There is a simple graphical interpretation of this result based on the probability integral transform.  Recall that the CDF $F_X$ of an absolutely continuous distribution re-expresses the variable $X$ as a value $F_X(X)$ which has a uniform distribution.  Moreover, $F$ is invertible with inverse $F^{-1}$.  Assuming $\xi$ and $\eta$ are independently distributed with distribution $F$, consider the event
$$A = \{(\xi, \eta)\ |\ \xi-\eta\gt a\}.$$
This is depicted by the region beneath the surface in the left-hand plot and by the colored region in the middle plot, both shown on $(\xi,\eta)$ axes:

The value $a=-3/2$ is illustrated.
When $\xi$ is re-expressed as $x = F(\xi)$ and $\eta$ as $y=F(\eta)$, $A$ can be written as
$$A = \{(x, y)\ |\ F^{-1}(x) - F^{-1}(y)\gt a\}.$$
This is the shaded region on the right hand plot, which is shown in the re-expressed $(x,y)$ coordinates.  To show more clearly the re-expression, I have labeled the axes in this plot with the corresponding $(\xi, \eta)$ values, so that the grid lines in the middle plot match the grid lines in this plot.  The simultaneous re-expression of $\xi$ and $\eta$ has turned the boundary of $A$, which was a line $\xi-\eta=a$ on the left, into a curvilinear boundary.

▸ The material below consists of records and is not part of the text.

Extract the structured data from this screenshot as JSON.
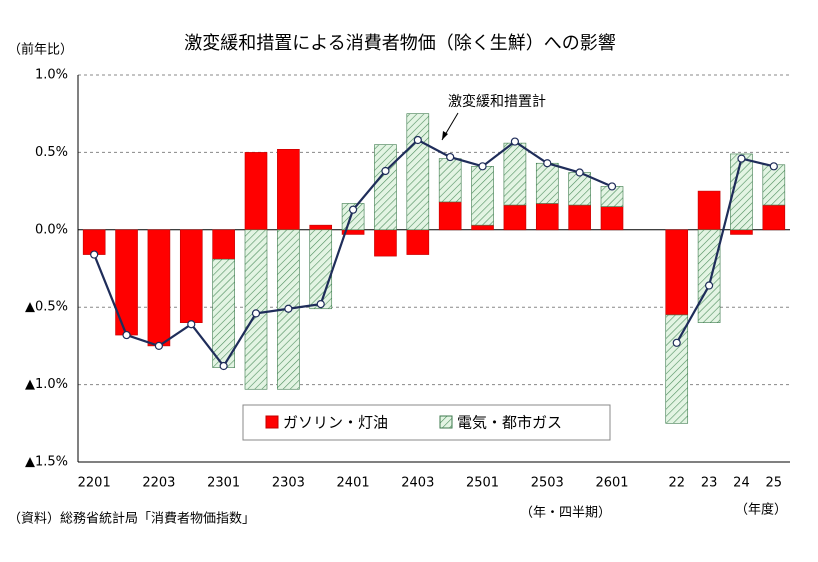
{
  "chart_data": {
    "type": "bar",
    "title": "激変緩和措置による消費者物価（除く生鮮）への影響",
    "ylabel": "（前年比）",
    "x_note": "（年・四半期）",
    "x_note2": "（年度）",
    "source": "（資料）総務省統計局「消費者物価指数」",
    "categories": [
      "2201",
      null,
      "2203",
      null,
      "2301",
      null,
      "2303",
      null,
      "2401",
      null,
      "2403",
      null,
      "2501",
      null,
      "2503",
      null,
      "2601",
      null,
      "22",
      "23",
      "24",
      "25"
    ],
    "series": [
      {
        "name": "ガソリン・灯油",
        "color": "#ff0000",
        "values": [
          -0.16,
          -0.68,
          -0.75,
          -0.6,
          -0.19,
          0.5,
          0.52,
          0.03,
          -0.03,
          -0.17,
          -0.16,
          0.18,
          0.03,
          0.16,
          0.17,
          0.16,
          0.15,
          null,
          -0.55,
          0.25,
          -0.03,
          0.16
        ]
      },
      {
        "name": "電気・都市ガス",
        "color": "#e3f4e3",
        "values": [
          0,
          0,
          0,
          0,
          -0.7,
          -1.03,
          -1.03,
          -0.51,
          0.17,
          0.55,
          0.75,
          0.28,
          0.38,
          0.4,
          0.26,
          0.21,
          0.13,
          null,
          -0.7,
          -0.6,
          0.49,
          0.26
        ]
      },
      {
        "name": "激変緩和措置計",
        "type": "line",
        "color": "#1f2d5a",
        "values": [
          -0.16,
          -0.68,
          -0.75,
          -0.61,
          -0.88,
          -0.54,
          -0.51,
          -0.48,
          0.13,
          0.38,
          0.58,
          0.47,
          0.41,
          0.57,
          0.43,
          0.37,
          0.28,
          null,
          -0.73,
          -0.36,
          0.46,
          0.41
        ]
      }
    ],
    "ylim": [
      -1.5,
      1.0
    ],
    "yticks": [
      {
        "value": -1.5,
        "label": "▲1.5%"
      },
      {
        "value": -1.0,
        "label": "▲1.0%"
      },
      {
        "value": -0.5,
        "label": "▲0.5%"
      },
      {
        "value": 0,
        "label": "0.0%"
      },
      {
        "value": 0.5,
        "label": "0.5%"
      },
      {
        "value": 1.0,
        "label": "1.0%"
      }
    ],
    "grid": true
  }
}
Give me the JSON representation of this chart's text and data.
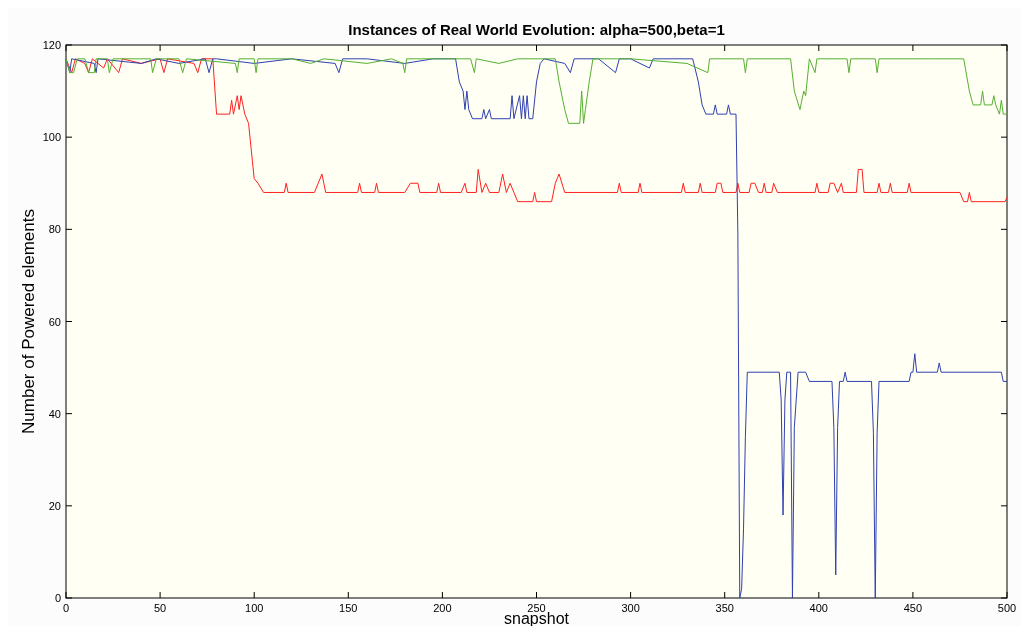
{
  "chart_data": {
    "type": "line",
    "title": "Instances of Real World Evolution: alpha=500,beta=1",
    "xlabel": "snapshot",
    "ylabel": "Number of Powered elements",
    "xlim": [
      0,
      500
    ],
    "ylim": [
      0,
      120
    ],
    "xticks": [
      0,
      50,
      100,
      150,
      200,
      250,
      300,
      350,
      400,
      450,
      500
    ],
    "yticks": [
      0,
      20,
      40,
      60,
      80,
      100,
      120
    ],
    "series": [
      {
        "color": "#ff2020",
        "x": [
          0,
          3,
          5,
          10,
          12,
          14,
          20,
          22,
          28,
          30,
          40,
          50,
          52,
          54,
          68,
          70,
          72,
          78,
          80,
          87,
          88,
          89,
          91,
          92,
          93,
          95,
          97,
          99,
          100,
          102,
          105,
          116,
          117,
          118,
          132,
          134,
          136,
          138,
          155,
          156,
          157,
          164,
          165,
          166,
          180,
          183,
          187,
          188,
          197,
          198,
          199,
          210,
          212,
          213,
          218,
          219,
          221,
          223,
          225,
          230,
          232,
          234,
          236,
          238,
          240,
          248,
          249,
          250,
          258,
          260,
          262,
          265,
          293,
          294,
          295,
          304,
          305,
          306,
          327,
          328,
          329,
          336,
          337,
          338,
          345,
          346,
          348,
          349,
          356,
          357,
          358,
          363,
          364,
          366,
          368,
          370,
          371,
          372,
          375,
          376,
          378,
          398,
          399,
          400,
          405,
          406,
          408,
          410,
          412,
          413,
          420,
          421,
          423,
          424,
          431,
          432,
          433,
          437,
          438,
          439,
          447,
          448,
          449,
          475,
          477,
          479,
          480,
          481,
          499,
          500
        ],
        "values": [
          117,
          114,
          117,
          116,
          114,
          117,
          115,
          117,
          114,
          117,
          116,
          117,
          114,
          117,
          116,
          114,
          117,
          117,
          105,
          105,
          108,
          105,
          109,
          106,
          109,
          105,
          103,
          95,
          91,
          90,
          88,
          88,
          90,
          88,
          88,
          90,
          92,
          88,
          88,
          90,
          88,
          88,
          90,
          88,
          88,
          90,
          90,
          88,
          88,
          90,
          88,
          88,
          90,
          88,
          88,
          93,
          88,
          90,
          88,
          88,
          92,
          88,
          90,
          88,
          86,
          86,
          88,
          86,
          86,
          90,
          92,
          88,
          88,
          90,
          88,
          88,
          90,
          88,
          88,
          90,
          88,
          88,
          90,
          88,
          88,
          90,
          90,
          88,
          88,
          90,
          88,
          88,
          90,
          90,
          88,
          88,
          90,
          88,
          88,
          90,
          88,
          88,
          90,
          88,
          88,
          90,
          90,
          88,
          90,
          88,
          88,
          93,
          93,
          88,
          88,
          90,
          88,
          88,
          90,
          88,
          88,
          90,
          88,
          88,
          86,
          86,
          88,
          86,
          86,
          87
        ]
      },
      {
        "color": "#3040b0",
        "x": [
          0,
          2,
          3,
          15,
          16,
          17,
          40,
          48,
          60,
          74,
          76,
          78,
          80,
          100,
          120,
          143,
          145,
          147,
          160,
          180,
          195,
          204,
          207,
          209,
          211,
          212,
          213,
          214,
          216,
          221,
          222,
          223,
          225,
          226,
          236,
          237,
          238,
          241,
          242,
          243,
          244,
          245,
          246,
          248,
          250,
          252,
          254,
          265,
          268,
          270,
          283,
          292,
          294,
          300,
          310,
          312,
          333,
          336,
          338,
          340,
          344,
          345,
          346,
          351,
          352,
          353,
          356,
          357,
          358,
          359,
          360,
          361,
          362,
          379,
          380,
          381,
          382,
          383,
          385,
          386,
          387,
          389,
          393,
          395,
          407,
          408,
          409,
          410,
          411,
          413,
          414,
          415,
          428,
          429,
          430,
          431,
          432,
          448,
          449,
          450,
          451,
          452,
          463,
          464,
          465,
          497,
          498,
          500
        ],
        "values": [
          117,
          114,
          117,
          116,
          114,
          117,
          116,
          117,
          116,
          117,
          114,
          117,
          117,
          116,
          117,
          116,
          114,
          117,
          117,
          116,
          117,
          117,
          117,
          112,
          110,
          106,
          110,
          106,
          104,
          104,
          106,
          104,
          106,
          104,
          104,
          109,
          104,
          109,
          104,
          109,
          104,
          109,
          104,
          104,
          112,
          116,
          117,
          116,
          114,
          117,
          117,
          114,
          117,
          117,
          115,
          117,
          117,
          112,
          107,
          105,
          105,
          107,
          105,
          105,
          107,
          105,
          105,
          79,
          0,
          2,
          15,
          35,
          49,
          49,
          43,
          18,
          43,
          49,
          49,
          0,
          37,
          49,
          49,
          47,
          47,
          37,
          5,
          37,
          47,
          47,
          49,
          47,
          47,
          36,
          0,
          36,
          47,
          47,
          49,
          49,
          53,
          49,
          49,
          51,
          49,
          49,
          47,
          47
        ]
      },
      {
        "color": "#55b030",
        "x": [
          0,
          2,
          4,
          6,
          10,
          12,
          15,
          16,
          22,
          23,
          25,
          45,
          46,
          48,
          60,
          62,
          64,
          90,
          91,
          92,
          100,
          101,
          102,
          120,
          130,
          137,
          160,
          173,
          179,
          180,
          181,
          200,
          215,
          217,
          218,
          230,
          240,
          260,
          262,
          265,
          267,
          273,
          274,
          275,
          276,
          278,
          280,
          300,
          330,
          341,
          342,
          360,
          361,
          362,
          385,
          387,
          390,
          392,
          393,
          395,
          398,
          399,
          415,
          416,
          417,
          430,
          431,
          432,
          460,
          477,
          480,
          482,
          486,
          487,
          488,
          492,
          493,
          494,
          496,
          497,
          498,
          500
        ],
        "values": [
          117,
          114,
          114,
          117,
          117,
          114,
          114,
          117,
          117,
          114,
          117,
          117,
          114,
          117,
          117,
          114,
          117,
          116,
          114,
          117,
          117,
          114,
          117,
          117,
          116,
          117,
          116,
          117,
          116,
          114,
          117,
          117,
          117,
          114,
          117,
          116,
          117,
          117,
          112,
          106,
          103,
          103,
          110,
          103,
          106,
          112,
          117,
          117,
          116,
          114,
          117,
          117,
          114,
          117,
          117,
          110,
          106,
          110,
          109,
          117,
          114,
          117,
          117,
          114,
          117,
          117,
          114,
          117,
          117,
          117,
          110,
          107,
          107,
          110,
          107,
          107,
          109,
          107,
          105,
          108,
          105,
          105
        ]
      }
    ]
  }
}
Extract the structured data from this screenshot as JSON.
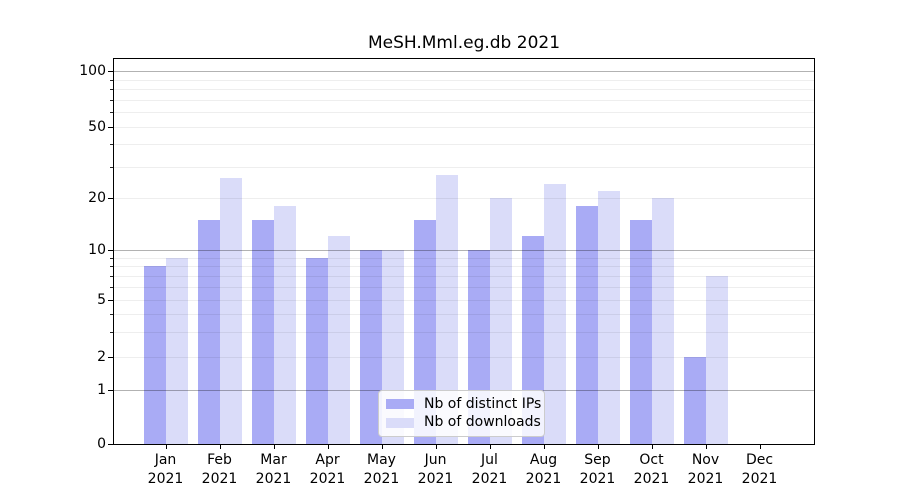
{
  "chart_data": {
    "type": "bar",
    "title": "MeSH.Mml.eg.db 2021",
    "year": "2021",
    "categories": [
      "Jan",
      "Feb",
      "Mar",
      "Apr",
      "May",
      "Jun",
      "Jul",
      "Aug",
      "Sep",
      "Oct",
      "Nov",
      "Dec"
    ],
    "series": [
      {
        "name": "Nb of distinct IPs",
        "color": "#a9abf5",
        "values": [
          8,
          15,
          15,
          9,
          10,
          15,
          10,
          12,
          18,
          15,
          2,
          0
        ]
      },
      {
        "name": "Nb of downloads",
        "color": "#dadcf9",
        "values": [
          9,
          26,
          18,
          12,
          10,
          27,
          20,
          24,
          22,
          20,
          7,
          0
        ]
      }
    ],
    "xlabel": "",
    "ylabel": "",
    "yscale": "log-like with zero baseline",
    "yticks": [
      0,
      1,
      2,
      5,
      10,
      20,
      50,
      100
    ],
    "ylim": [
      0,
      110
    ],
    "grid": true,
    "grid_over_bars": true,
    "legend_position": "lower center"
  },
  "colors": {
    "ips_bar": "#a9abf5",
    "downloads_bar": "#dadcf9",
    "grid_major": "#b3b3b3",
    "grid_minor": "#ededed",
    "axis": "#000000",
    "background": "#ffffff"
  }
}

The key point is that the variable density shown in the left and middle plots (the joint density of $\xi$ and $\eta$) becomes uniform in the right plot.  This reduces questions of finding probabilities--which involve integrating the joint PDF over $A$--to those of finding areas.
Solving for $y$ shows us that $A$ is the region under the graph
$$y = F(F^{-1}(x) - a)$$
which extends only from $x=0$ through $x=1$.  That is, when both $\xi$ and $\eta$ have densities given by $F$,
$${\Pr}_X(\xi-\eta\gt a)={\Pr}_X(A) = \int_0^1 F(F^{-1}(x) - a)dx = g(a).$$
This perfectly general result, when applied to a standard normal distribution, easily produces the earlier answer.